Although association representatives have claimed that Khorchide's Koran exegesis is contrary to the views of Muslims in Germany, this is not really the case. "There are many, many Muslims who welcome Khorchide's image of a compassionate God," says the anonymous academic.
Not a revolutionary approach
Academics have often said that Khorchide's approach is not really as revolutionary as mainstream society makes it out to be and that it is, in fact, also espoused by Islamic theologians such as Ömer Özsoy at the University of Frankfurt. The difference is, however, that Özsoy does not have a high media profile.
Even those who do not take issue with his theology think that Khorchide has overdone it with his media presence. His high profile in the media and his interpretation of the Koran are a thorn in the side for some.
"Whether you are an employee of a university in Germany or anywhere else in the world, you have to conduct yourself like a scholar, not like a media star. Absolute requirements for teaching Islamic theology are the corresponding qualifications – such as a completed degree, doctorate and post-doc work. Scholars with a solid education are notable for their modesty", explains Ibrahim Salama, research associate at the Institute for Islamic Theology at the University of Osnabrück, summing up in one sentence what Khorchide's critics at the centres of Islamic theology think, but do not say in public. Salama is one of the few to speak out.
The fact that Christian theologians have come out in support of Khorchide only confirms the assumption held by Salama and other critics that Khorchide is trying to curry favour with Christians.
Khorchide has now said that people are conspiring against him. He was recently accused of plagiarism by Abdel-Hakim Ourgh, director of studies in Islamic Theology and Religious Education at the University of Education in Freiburg. Ourgh claimed that Khorchide has appropriated the ideas of the Syrian author Muhammad Sharour.

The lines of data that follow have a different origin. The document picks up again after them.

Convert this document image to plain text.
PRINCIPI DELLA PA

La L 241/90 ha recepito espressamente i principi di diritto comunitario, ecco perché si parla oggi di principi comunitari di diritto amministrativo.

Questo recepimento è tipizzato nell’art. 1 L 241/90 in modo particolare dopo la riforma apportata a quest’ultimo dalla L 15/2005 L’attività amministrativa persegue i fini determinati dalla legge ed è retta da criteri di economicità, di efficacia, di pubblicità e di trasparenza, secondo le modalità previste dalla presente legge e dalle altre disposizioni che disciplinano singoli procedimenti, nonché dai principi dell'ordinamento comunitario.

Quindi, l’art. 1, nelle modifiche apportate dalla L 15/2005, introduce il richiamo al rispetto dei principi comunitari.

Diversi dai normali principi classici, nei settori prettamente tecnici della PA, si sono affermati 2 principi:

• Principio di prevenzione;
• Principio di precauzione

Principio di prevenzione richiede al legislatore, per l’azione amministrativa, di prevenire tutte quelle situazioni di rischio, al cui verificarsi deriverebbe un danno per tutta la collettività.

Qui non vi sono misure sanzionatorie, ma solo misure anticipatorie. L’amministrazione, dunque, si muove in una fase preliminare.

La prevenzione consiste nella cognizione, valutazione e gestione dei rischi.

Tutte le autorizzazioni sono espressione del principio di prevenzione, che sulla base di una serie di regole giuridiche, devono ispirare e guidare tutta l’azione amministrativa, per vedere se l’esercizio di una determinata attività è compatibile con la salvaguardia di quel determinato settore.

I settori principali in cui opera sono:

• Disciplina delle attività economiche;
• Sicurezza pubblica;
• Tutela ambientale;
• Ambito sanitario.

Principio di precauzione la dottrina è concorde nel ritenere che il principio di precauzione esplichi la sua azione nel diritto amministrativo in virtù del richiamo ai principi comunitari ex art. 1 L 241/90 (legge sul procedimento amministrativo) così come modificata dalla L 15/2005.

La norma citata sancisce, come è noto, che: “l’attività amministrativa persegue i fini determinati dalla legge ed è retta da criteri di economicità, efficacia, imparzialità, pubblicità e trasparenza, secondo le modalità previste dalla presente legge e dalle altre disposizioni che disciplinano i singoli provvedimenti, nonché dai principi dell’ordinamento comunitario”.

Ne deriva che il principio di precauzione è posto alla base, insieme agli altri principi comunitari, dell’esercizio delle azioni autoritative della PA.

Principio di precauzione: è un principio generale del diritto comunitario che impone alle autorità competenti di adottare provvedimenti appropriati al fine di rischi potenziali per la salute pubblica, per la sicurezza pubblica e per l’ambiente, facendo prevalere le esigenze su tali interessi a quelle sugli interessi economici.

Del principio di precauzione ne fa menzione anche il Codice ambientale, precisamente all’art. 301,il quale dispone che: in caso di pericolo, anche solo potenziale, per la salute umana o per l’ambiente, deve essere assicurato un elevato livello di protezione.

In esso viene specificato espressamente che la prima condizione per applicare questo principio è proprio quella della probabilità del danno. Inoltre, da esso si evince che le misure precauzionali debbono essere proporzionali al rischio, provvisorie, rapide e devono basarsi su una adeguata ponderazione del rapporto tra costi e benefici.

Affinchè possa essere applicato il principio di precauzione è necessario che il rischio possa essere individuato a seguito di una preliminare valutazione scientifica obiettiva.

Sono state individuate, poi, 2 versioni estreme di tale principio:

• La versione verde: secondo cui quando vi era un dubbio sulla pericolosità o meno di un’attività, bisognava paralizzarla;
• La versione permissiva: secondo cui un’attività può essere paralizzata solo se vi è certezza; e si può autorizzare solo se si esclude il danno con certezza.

The Heidelberg scholar of Islam and Sharour expert Thomas Amberg promptly responded to these allegations, asserting that, in view of the diffuse and unconvincing arguments, the accusation could be judged as "nothing but ill will". "Substantive resemblances between Khorchide and Sharour consist solely of the fact that their concerns are similar." Khorchide is no longer willing to put up with this defamation of character and has announced that he will take legal action.
Power struggle on several levels
But back to the opening question: what is the Khorchide case really all about? Is it about the professor's theological stance or his academic position?
The front line in the struggle for power runs not only between the Islamic associations and the University of Münster, but also between the University of Münster and the University of Osnabrück. It is no secret that there is no love lost between the directors of the universities' respective Islamic institutes, which only constitute a single, unified centre on the surface.
Professor Bülent Ucar in Osnabrück endorses a conservative Islamic theology and thus one more congenial to the associations. Even though he has withheld commentary on the Khorchide issue thus far, his institute invited Aiman Mazyek of the Central Council of Muslims in mid-January to speak on the "Expectations of Muslim Religious Communities Regarding an Islamic Theology in Germany", which can be interpreted as being targeted against Khorchide.
The management of the University of Münster is backing Khorchide. It has said that it stands "unequivocally" behind Professor Khorchide and that all accusations and criticisms of him are untenable. It has also pointed out that as director of the institute, Khorchide is only doing his job by conducting a theological debate.